P2P payments giant Venmo has launched its first credit card, which comes with a personalised rewards setup and a built in QR code.

The contactless Visa card, issued by Synchrony, can be managed within the Venmo app, where customer track their spending, which is organised into categories such as groceries, bills, dining and transportation.

Each month, the card gives customers cash back to their Venmo account based on these spending categories: three per cent for the one on which most was spent, two per cent for second, and one per cent for the third.
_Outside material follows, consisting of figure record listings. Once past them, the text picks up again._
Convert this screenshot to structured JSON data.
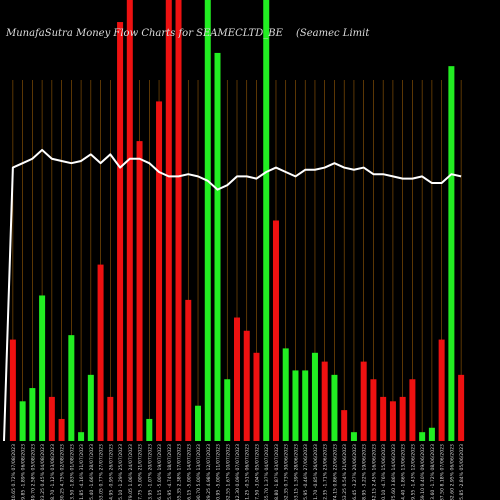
{
  "header": {
    "title_left": "MunafaSutra Money Flow  Charts for SEAMECLTD_BE",
    "title_right": "(Seamec Limit"
  },
  "colors": {
    "background": "#000000",
    "grid": "#c8780a",
    "inflow": "#22ee22",
    "outflow": "#ee1111",
    "line": "#ffffff",
    "label": "#dddddd"
  },
  "chart_data": {
    "type": "bar",
    "title": "MunafaSutra Money Flow  Charts for SEAMECLTD_BE",
    "ylim": [
      0,
      100
    ],
    "grid": "vertical",
    "categories": [
      "1040.65 0.72% 07/08/2023",
      "1029.85 -1.89% 06/08/2023",
      "1049.70 2.58% 05/08/2023",
      "1023.25 0.45% 04/08/2023",
      "1018.70 -1.12% 03/08/2023",
      "1030.25 4.75% 02/08/2023",
      "983.50 -1.83% 01/08/2023",
      "1001.85 -4.16% 31/07/2023",
      "1045.40 -1.66% 28/07/2023",
      "1063.05 0.77% 27/07/2023",
      "1054.95 -0.95% 26/07/2023",
      "1065.10 -1.29% 25/07/2023",
      "1079.05 1.06% 24/07/2023",
      "1067.75 -5.00% 21/07/2023",
      "1123.95 -1.07% 20/07/2023",
      "1136.15 -5.00% 19/07/2023",
      "1195.95 -4.74% 18/07/2023",
      "1255.35 2.38% 17/07/2023",
      "1226.15 -5.00% 14/07/2023",
      "1290.70 5.00% 13/07/2023",
      "1229.25 4.98% 12/07/2023",
      "1170.95 -5.00% 11/07/2023",
      "1232.55 1.67% 10/07/2023",
      "1212.30 0.09% 07/07/2023",
      "1211.25 -0.51% 06/07/2023",
      "1217.50 -3.04% 05/07/2023",
      "1255.70 1.37% 04/07/2023",
      "1238.80 -1.87% 03/07/2023",
      "1262.35 0.73% 30/06/2023",
      "1253.15 1.39% 28/06/2023",
      "1235.95 -0.46% 27/06/2023",
      "1241.70 -0.85% 26/06/2023",
      "1252.35 -1.71% 23/06/2023",
      "1274.15 0.86% 22/06/2023",
      "1263.25 0.54% 21/06/2023",
      "1256.45 -3.27% 20/06/2023",
      "1298.95 -3.22% 19/06/2023",
      "1342.15 2.45% 16/06/2023",
      "1310.10 -4.76% 15/06/2023",
      "1375.60 3.86% 14/06/2023",
      "1324.40 -1.86% 13/06/2023",
      "1349.55 -1.43% 12/06/2023",
      "1369.10 0.40% 09/06/2023",
      "1363.60 -1.72% 08/06/2023",
      "1387.50 8.18% 07/06/2023",
      "1282.60 2.95% 06/06/2023",
      "1245.85 -2.84% 05/06/2023"
    ],
    "series": [
      {
        "values": [
          23,
          9,
          12,
          33,
          10,
          5,
          24,
          2,
          15,
          40,
          10,
          95,
          100,
          68,
          5,
          77,
          100,
          100,
          32,
          8,
          100,
          88,
          14,
          28,
          25,
          20,
          100,
          50,
          21,
          16,
          16,
          20,
          18,
          15,
          7,
          2,
          18,
          14,
          10,
          9,
          10,
          14,
          2,
          3,
          23,
          85,
          15
        ],
        "directions": [
          "out",
          "in",
          "in",
          "in",
          "out",
          "out",
          "in",
          "in",
          "in",
          "out",
          "out",
          "out",
          "out",
          "out",
          "in",
          "out",
          "out",
          "out",
          "out",
          "in",
          "in",
          "in",
          "in",
          "out",
          "out",
          "out",
          "in",
          "out",
          "in",
          "in",
          "in",
          "in",
          "out",
          "in",
          "out",
          "in",
          "out",
          "out",
          "out",
          "out",
          "out",
          "out",
          "in",
          "in",
          "out",
          "in",
          "out"
        ]
      }
    ],
    "line_values": [
      62,
      63,
      64,
      66,
      64,
      63.5,
      63,
      63.5,
      65,
      63,
      65,
      62,
      64,
      64,
      63,
      61,
      60,
      60,
      60.5,
      60,
      59,
      57,
      58,
      60,
      60,
      59.5,
      61,
      62,
      61,
      60,
      61.5,
      61.5,
      62,
      63,
      62,
      61.5,
      62,
      60.5,
      60.5,
      60,
      59.5,
      59.5,
      60,
      58.5,
      58.5,
      60.5,
      60
    ]
  }
}
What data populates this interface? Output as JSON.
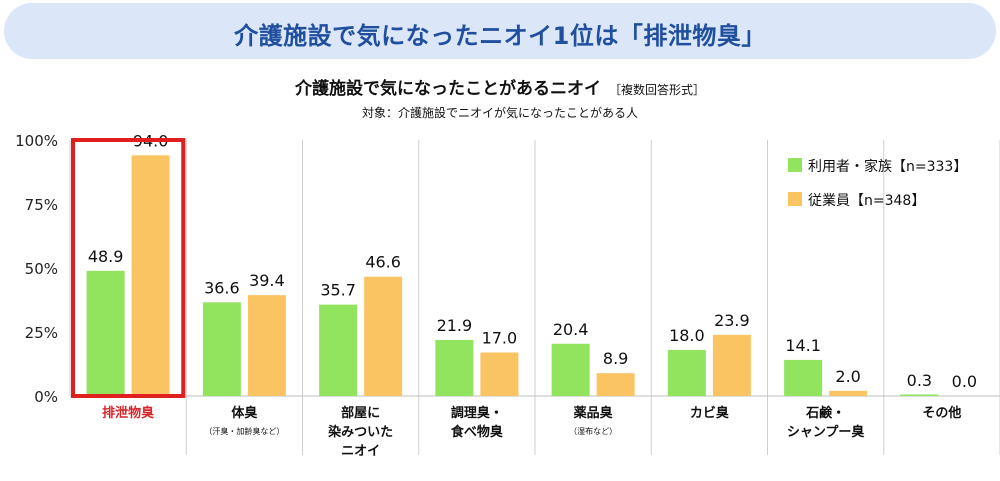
{
  "banner": {
    "title": "介護施設で気になったニオイ1位は「排泄物臭」"
  },
  "chart_data": {
    "type": "bar",
    "title": "介護施設で気になったことがあるニオイ",
    "title_note": "［複数回答形式］",
    "subtitle": "対象：介護施設でニオイが気になったことがある人",
    "ylim": [
      0,
      100
    ],
    "y_ticks": [
      "0%",
      "25%",
      "50%",
      "75%",
      "100%"
    ],
    "categories": [
      {
        "lines": [
          "排泄物臭"
        ],
        "note": "",
        "highlight": true
      },
      {
        "lines": [
          "体臭"
        ],
        "note": "（汗臭・加齢臭など）",
        "highlight": false
      },
      {
        "lines": [
          "部屋に",
          "染みついた",
          "ニオイ"
        ],
        "note": "",
        "highlight": false
      },
      {
        "lines": [
          "調理臭・",
          "食べ物臭"
        ],
        "note": "",
        "highlight": false
      },
      {
        "lines": [
          "薬品臭"
        ],
        "note": "（湿布など）",
        "highlight": false
      },
      {
        "lines": [
          "カビ臭"
        ],
        "note": "",
        "highlight": false
      },
      {
        "lines": [
          "石鹸・",
          "シャンプー臭"
        ],
        "note": "",
        "highlight": false
      },
      {
        "lines": [
          "その他"
        ],
        "note": "",
        "highlight": false
      }
    ],
    "series": [
      {
        "name": "利用者・家族【n=333】",
        "color": "#92e35e",
        "values": [
          48.9,
          36.6,
          35.7,
          21.9,
          20.4,
          18.0,
          14.1,
          0.3
        ]
      },
      {
        "name": "従業員【n=348】",
        "color": "#fbc463",
        "values": [
          94.0,
          39.4,
          46.6,
          17.0,
          8.9,
          23.9,
          2.0,
          0.0
        ]
      }
    ],
    "highlight_color": "#e0201f",
    "grid_color": "#cfcfcf"
  }
}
The card, available in five designs, also has a unique QR code which can be scanned to activate it and by friends to send a payment or split a purchase,

Darrell Esch, SVP, general manager, Venmo, says: "The card gives our customers the same unique Venmo experience they already know and love, in an intuitive, easy-to-use card and rewards program, that's all seamlessly managed and controlled from the Venmo app."

Comments: (2)

A Finextra member
A Finextra member 05 October, 2020, 14:32Be the first to give this comment the thumbs up 0 likes

I wonder what the business model is behind this new card? If there's no annual fee how can they afford to give a cashback of 3% on their highest category of spending?

Ketharaman Swaminathan
Ketharaman Swaminathan - GTM360 Marketing Solutions - Pune 06 October, 2020, 12:231 like 1 like

Cashback of 3% is not on *their* but *my* highest spend category. It's possible that my second and third highest spend categories on which I get 2% and 1% cashback respectively turn out to be Venmo's highest MDR category on which it earns >=3%, so there's a source of revenue there. On top of that, there are fees and interest charges plus new sources of revenues like advertising fees off of credit card spends.

Of course, all this is relevant only if Venmo is under any obligation to have a profitable business model in the first place. That's not a given when scores of fintechs - among startups in other industries - enjoy skyhigh valuation despite making paltry revenues and whopping losses.